Missouri to provide 12 months of Medicaid coverage for children
By Chelsi Peter, KOMU 8 Reporter / December 6, 2023
JEFFERSON CITY − It's about that time again where Medicaid renewals are required to keep health care coverage. Starting in January, all states will be required to cover Medicaid recipients who are 18 years or younger, for 12 months.
Continuous eligibility provides health care coverage to children except for instances where the child ages out, moves out of state or voluntarily withdraws.
States will no longer be able to remove children for failing to pay their premiums during that 12-month window.
"This will impact families because they will have the security in knowing that their child will receive that 12 months of coverage without interruption," Caitlin Whaley, communications director of the Missouri Department of Social Services (DSS), said.
Beyond the idea of security, this renewal will give families more flexibility to continue going to health care services that were planned in advance.
"That will allow families to schedule things like therapies, appointments, procedures that are further out without being worried about a change in their coverage," Whaley said.
MU Health Care pediatrician Dr. Alexandra James says she saw an immediate effect of how kids and families were hurting from the lack of access to health care.

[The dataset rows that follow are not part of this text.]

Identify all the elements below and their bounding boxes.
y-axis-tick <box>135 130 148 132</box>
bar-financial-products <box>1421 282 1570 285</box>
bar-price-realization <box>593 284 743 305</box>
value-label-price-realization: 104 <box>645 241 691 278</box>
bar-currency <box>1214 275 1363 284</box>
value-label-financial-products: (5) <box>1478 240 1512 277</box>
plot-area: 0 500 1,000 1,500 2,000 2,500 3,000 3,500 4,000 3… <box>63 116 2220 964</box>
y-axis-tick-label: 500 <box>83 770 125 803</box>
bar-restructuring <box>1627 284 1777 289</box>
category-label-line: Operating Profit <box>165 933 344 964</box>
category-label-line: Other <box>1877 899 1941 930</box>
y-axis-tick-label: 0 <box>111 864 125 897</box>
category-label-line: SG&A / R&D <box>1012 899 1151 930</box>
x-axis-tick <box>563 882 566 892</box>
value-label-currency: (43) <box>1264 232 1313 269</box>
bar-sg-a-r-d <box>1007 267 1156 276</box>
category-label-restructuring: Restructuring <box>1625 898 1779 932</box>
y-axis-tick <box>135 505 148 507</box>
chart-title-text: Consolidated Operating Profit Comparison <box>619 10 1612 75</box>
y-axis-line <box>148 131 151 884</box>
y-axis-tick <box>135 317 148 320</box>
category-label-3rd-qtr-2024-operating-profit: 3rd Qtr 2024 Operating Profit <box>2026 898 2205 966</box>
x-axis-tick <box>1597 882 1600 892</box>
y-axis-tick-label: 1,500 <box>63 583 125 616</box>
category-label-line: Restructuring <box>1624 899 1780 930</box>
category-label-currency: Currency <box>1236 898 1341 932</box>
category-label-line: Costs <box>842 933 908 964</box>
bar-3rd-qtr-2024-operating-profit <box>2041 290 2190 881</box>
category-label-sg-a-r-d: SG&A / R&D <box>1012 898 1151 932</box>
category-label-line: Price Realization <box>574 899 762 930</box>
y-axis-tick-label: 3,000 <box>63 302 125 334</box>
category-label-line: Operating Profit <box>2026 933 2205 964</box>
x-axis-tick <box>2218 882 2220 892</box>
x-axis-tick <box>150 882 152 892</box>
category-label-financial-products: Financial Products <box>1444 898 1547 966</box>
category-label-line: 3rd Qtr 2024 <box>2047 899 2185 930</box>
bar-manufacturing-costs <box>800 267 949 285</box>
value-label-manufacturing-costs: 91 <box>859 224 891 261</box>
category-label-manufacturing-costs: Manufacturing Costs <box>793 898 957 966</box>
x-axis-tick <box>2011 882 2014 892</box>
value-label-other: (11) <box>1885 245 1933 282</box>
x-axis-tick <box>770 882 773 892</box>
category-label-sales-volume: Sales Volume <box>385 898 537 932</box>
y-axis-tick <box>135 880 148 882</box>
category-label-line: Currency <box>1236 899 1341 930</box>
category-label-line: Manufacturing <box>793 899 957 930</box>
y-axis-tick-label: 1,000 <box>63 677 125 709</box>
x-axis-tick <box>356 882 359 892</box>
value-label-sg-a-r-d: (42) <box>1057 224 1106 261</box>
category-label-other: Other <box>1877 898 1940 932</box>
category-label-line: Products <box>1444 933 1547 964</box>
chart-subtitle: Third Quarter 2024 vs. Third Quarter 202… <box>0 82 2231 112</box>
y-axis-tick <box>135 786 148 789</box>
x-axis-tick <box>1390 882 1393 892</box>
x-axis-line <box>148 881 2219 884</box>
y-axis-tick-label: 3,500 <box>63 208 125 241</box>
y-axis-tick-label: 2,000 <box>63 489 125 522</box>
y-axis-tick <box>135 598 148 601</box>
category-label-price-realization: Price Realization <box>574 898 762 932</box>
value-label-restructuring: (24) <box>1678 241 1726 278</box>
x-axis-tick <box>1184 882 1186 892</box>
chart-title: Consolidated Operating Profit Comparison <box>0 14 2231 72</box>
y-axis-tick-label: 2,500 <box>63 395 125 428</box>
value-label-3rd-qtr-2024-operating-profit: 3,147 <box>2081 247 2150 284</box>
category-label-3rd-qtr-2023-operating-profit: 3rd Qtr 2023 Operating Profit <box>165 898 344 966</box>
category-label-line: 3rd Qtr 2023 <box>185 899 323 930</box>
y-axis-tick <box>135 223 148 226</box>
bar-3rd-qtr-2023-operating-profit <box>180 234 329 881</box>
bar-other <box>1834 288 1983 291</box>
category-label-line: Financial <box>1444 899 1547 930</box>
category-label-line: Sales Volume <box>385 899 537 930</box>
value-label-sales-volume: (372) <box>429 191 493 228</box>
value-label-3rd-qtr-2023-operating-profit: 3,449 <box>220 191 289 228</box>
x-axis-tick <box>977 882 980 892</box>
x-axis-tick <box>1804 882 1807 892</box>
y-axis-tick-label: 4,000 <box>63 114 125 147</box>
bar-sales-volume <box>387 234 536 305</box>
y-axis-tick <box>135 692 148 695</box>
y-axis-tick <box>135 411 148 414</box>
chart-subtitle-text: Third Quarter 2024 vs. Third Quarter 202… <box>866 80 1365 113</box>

"So before continuous coverage was put into place, families would walk into my clinic either for a child check-up, an asthma exacerbation or to refill medications for chronic illness, and that's when they found out that they had been dropped from Medicaid," James said.
Whaley said officials understand that many Medicaid recipients also start to "benefit cliff," which is when families deter from taking raises or new positions due to fear that their Medicaid eligibility could be impacted.
Fifty percent of the state's Medicaid recipients are children, according to Whaley.
James says families often go without proper access to health care and the medication needed to keep their children healthy.
"Continuous Medicaid coverage creates stability, and in any health care system, that is vital to make sure that we keep kids healthy," James said. "It does that by making sure that they have access when they need access."
Over the last six months, kids have been the leading group of individuals who have needed renewals. Nearly 53,000 children in Missouri are due for a renewal this month.
During the course of the pandemic, states did not conduct annual renewals of Medicaid benefits. The federal government instructed states to not remove benefits except in cases of death, incarceration or moves out of state.
Over the last year, states resumed the annual renewal process, and people began to find themselves ineligible and/or removed from the Medicaid population.
"The continuous eligibility policy doesn't really have any impact on individuals who have had an annual renewal conducted up to this point, or really those that will get an annual renewal going forward because that is still required for children," Whaley said.
Families have multiple ways to get renewal forms turned in. Families can fill out the form via mail or through an online portal, or they can go to a local resource center.
"Every time we send a renewal form to a family, that form will lay out the timeline by which someone needs to return it," Whaley said. "It is a rolling process, where a roughly 30-day window to return the letter is given."
Once the 30 days are up, families have an additional 90 days to return the form so the state can reopen their case, Whaley said.
So far, 40% of participants have renewed coverage electronically and 11% of participants used the pre-populated renewal form that was sent, according to the DSS website.
James said it's important that families are properly made aware of their eligibility and that procedures are in place for when children are dropped from Medicaid coverage.
"Access to care is a right, especially for children in order for them to be healthy and to be able to be productive in our community," James said.